A documentary crew directed by Francine Parker captured the show, which featured songs, comedy sketches, and dramatic readings, but a week after the documentary’s release, it disappeared and wasn’t seen again for nearly 50 years.
“Donald Sutherland and I were sitting in a room and Howard Levy came in and said “how about doing an anti-Bob Hope, anti-war tour for soldiers, and call it FTA, F**k the Army?” Jane Fonda told the HFPA in 2020. “Even though we called it Fun, Travel, and Adventure, or Free the Army. But there was a GI newspaper called FTA, F**k the Army. And so we really responded to Howard’s suggestion and a year later – off we went.”
Comedian and civil rights activist Dick Gregory, and folksinger and longtime activist Barbara Dane also feature.
FTA has since found a new life thanks to the restoration efforts of the Golden Globe Foundation (formerly Hollywood Foreign Press Association) and preservation group IndieCollect, who restored the negatives and fixed the color, sound and credits of the film.
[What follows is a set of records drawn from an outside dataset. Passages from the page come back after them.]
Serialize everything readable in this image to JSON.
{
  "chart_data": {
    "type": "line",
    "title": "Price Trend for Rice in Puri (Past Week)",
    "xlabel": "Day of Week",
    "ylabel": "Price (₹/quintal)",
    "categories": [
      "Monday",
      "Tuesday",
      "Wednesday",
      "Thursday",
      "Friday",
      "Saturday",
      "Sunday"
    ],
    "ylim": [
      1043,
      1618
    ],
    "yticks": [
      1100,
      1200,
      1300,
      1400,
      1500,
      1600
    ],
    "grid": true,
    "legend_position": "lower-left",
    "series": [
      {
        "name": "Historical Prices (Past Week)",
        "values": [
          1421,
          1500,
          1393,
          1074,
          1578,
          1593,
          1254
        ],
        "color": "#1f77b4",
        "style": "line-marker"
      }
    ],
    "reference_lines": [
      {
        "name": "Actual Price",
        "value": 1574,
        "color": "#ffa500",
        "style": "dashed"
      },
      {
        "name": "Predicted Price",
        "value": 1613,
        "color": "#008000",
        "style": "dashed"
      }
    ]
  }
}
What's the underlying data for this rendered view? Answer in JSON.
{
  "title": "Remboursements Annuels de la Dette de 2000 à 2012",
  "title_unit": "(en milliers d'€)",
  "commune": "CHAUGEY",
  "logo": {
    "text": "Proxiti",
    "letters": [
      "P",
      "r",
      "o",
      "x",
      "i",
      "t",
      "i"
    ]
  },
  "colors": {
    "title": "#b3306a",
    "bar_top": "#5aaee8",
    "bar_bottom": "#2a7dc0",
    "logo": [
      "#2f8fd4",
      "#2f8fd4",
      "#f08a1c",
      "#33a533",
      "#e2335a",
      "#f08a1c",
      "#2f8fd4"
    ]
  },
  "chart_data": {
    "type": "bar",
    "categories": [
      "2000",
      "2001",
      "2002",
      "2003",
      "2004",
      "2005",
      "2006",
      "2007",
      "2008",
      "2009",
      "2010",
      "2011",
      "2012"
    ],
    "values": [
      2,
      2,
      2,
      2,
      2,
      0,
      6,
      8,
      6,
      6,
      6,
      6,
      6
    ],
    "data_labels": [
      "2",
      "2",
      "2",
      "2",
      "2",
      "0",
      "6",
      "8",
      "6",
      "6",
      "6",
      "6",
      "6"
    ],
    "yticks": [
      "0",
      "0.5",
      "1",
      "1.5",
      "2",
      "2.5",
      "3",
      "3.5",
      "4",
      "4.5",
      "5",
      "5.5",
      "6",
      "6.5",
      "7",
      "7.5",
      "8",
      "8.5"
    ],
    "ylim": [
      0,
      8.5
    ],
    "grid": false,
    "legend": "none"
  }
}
The 4K restoration of the documentary is available from Kino Lorber: https://kinolorber.com/list/indiecollect-kino-lorber-promo-2021
The New York Times
“…the movie is a genuine, powerful and even stirring expression of the antipathy engendered by a war that — as the author Thomas Powers recently wrote — ‘refused to be won, or lost, or understood’ and scarred the psyches of those who lived through it.” — J. Hoberman
The Guardian
With 20/20 hindsight, we can see that it was specifically because [Fonda] and her comrades loved the country that they devoted their energies and risked their reputations to better it, their criticisms the ultimate act of patriotism. — Charles Bramesco
Movie Nation
“Funny, biting and tuneful, it takes you right back there if you lived through it, and might be an eye-opener for activist “Ok, Boomer” millennials.” — Roger Moore
Alliance of Women Film Journalists / Cinema Citizen
“This is a film that records history, and it is history. It’s very good that FTA can now be seen because history seems to be repeating itself.” — Jennifer Merin
WBUR’s The Artery
“F.T.A. becomes a fascinating time capsule …The people we meet are deeply disillusioned draftees in the midst of an incredibly unpopular war that just won’t seem to end no matter how many politicians say they want it over.”